BISNISMARKET.COM - Minat masyarakat Indonesia untuk berinvestasi di pasar modal menunjukkan tren positif yang sangat signifikan dalam beberapa tahun terakhir. Pertumbuhan ini tidak hanya didominasi oleh institusi besar, tetapi juga oleh lonjakan jumlah investor individu atau ritel.

Berdasarkan data hingga April 2026, total investor di pasar modal tanah air telah mencapai angka 26,1 juta Single Investor Identification (SID). Khusus untuk instrumen saham, jumlahnya kini menyentuh 9.523.625 SID atau tumbuh sebesar 10,69% secara year-to-date (ytd).

Sepanjang tahun berjalan, tercatat ada penambahan sebanyak 919.448 investor saham baru di bursa. Secara rata-rata, terdapat sekitar 8.065 SID baru yang bergabung setiap harinya untuk bertransaksi di pasar saham Indonesia.

Dominasi investor ritel semakin terlihat nyata setelah mereka tercatat menguasai 49,9% dari total transaksi saham pada penutupan tahun 2025. Fenomena ini mencerminkan kepercayaan publik yang kuat terhadap stabilitas dan potensi keuntungan di pasar modal.

"Saham dengan fundamental yang apik dan prospek menjanjikan menjadi daya tarik utama bagi investor ritel karena dinilai mampu memberikan keuntungan mumpuni di masa depan," dikutip dari CNBC Indonesia.

Salah satu emiten yang menjadi primadona bagi investor perorangan adalah PT Bank Rakyat Indonesia (Persero) Tbk atau BBRI. Berkat basis massa yang besar, BBRI kini menyandang predikat sebagai 'saham rakyat' dengan jumlah investor ritel terbanyak di sektor perbankan.

"Saat ini BBRI memiliki total pemegang saham ritel sebanyak 717.122 orang atau setara dengan 8,30% dari total kepemilikan saham," dikutip dari CNBC Indonesia. Persentase ini menunjukkan kenaikan dibandingkan akhir tahun 2025 yang berada di angka 8,13%.

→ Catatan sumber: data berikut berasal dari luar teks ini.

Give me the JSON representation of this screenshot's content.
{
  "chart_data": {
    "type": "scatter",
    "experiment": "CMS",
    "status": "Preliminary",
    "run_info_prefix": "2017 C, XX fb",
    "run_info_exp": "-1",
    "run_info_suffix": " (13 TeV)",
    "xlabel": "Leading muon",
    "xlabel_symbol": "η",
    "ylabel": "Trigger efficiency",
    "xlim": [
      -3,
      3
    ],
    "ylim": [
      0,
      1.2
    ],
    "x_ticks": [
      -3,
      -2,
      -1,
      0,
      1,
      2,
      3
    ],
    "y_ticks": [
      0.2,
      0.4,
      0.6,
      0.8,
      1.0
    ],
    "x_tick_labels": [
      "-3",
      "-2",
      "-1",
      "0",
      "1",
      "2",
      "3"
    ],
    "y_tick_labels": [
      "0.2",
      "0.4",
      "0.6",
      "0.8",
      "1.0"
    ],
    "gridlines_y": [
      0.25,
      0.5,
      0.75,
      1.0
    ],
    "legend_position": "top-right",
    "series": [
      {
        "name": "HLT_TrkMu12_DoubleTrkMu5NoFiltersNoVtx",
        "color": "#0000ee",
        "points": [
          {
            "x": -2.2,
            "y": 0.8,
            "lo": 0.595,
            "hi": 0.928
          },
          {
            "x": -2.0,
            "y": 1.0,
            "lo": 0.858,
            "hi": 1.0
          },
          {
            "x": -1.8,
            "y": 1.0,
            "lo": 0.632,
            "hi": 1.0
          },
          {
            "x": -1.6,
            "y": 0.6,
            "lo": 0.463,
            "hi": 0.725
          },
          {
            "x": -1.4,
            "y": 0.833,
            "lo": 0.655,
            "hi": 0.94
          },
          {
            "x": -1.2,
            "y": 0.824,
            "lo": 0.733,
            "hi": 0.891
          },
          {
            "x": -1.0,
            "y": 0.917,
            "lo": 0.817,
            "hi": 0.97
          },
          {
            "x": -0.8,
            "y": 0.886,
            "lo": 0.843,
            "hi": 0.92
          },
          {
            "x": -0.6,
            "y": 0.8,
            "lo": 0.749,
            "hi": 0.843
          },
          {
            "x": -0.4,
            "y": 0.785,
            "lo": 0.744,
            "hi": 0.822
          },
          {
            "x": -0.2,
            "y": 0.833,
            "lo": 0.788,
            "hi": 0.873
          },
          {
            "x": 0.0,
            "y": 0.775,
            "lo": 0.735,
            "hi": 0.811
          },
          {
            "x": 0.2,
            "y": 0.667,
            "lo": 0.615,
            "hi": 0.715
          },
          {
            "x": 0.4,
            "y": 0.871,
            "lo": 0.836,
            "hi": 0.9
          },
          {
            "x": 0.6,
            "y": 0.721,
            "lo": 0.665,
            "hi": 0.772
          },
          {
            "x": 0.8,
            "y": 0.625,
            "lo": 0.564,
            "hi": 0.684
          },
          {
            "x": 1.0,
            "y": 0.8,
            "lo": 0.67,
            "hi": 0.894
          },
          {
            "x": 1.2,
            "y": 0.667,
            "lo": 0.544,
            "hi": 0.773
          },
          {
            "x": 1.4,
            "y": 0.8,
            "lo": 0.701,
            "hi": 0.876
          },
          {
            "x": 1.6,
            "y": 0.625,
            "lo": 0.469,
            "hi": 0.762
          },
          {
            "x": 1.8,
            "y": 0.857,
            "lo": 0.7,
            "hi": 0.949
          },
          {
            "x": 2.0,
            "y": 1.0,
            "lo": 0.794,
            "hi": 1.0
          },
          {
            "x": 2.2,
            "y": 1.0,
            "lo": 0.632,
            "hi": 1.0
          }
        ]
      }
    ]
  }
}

Lonjakan jumlah investor ini dipicu oleh momentum harga saham BBRI yang dinilai sedang berada dalam posisi "diskon" sepanjang tahun ini. Selain harga yang terjangkau, kebijakan perusahaan dalam membagikan dividen yang menarik menjadi magnet tersendiri bagi publik.

"Rasio Price to Book Value (PBV) BBRI saat ini menyentuh level 1,44 kali, yang berarti berada di bawah rata-rata historis dalam lima tahun terakhir," dikutip dari CNBC Indonesia. Kondisi ini dianggap sebagai momentum yang tepat bagi para investor untuk mulai mengoleksi saham tersebut.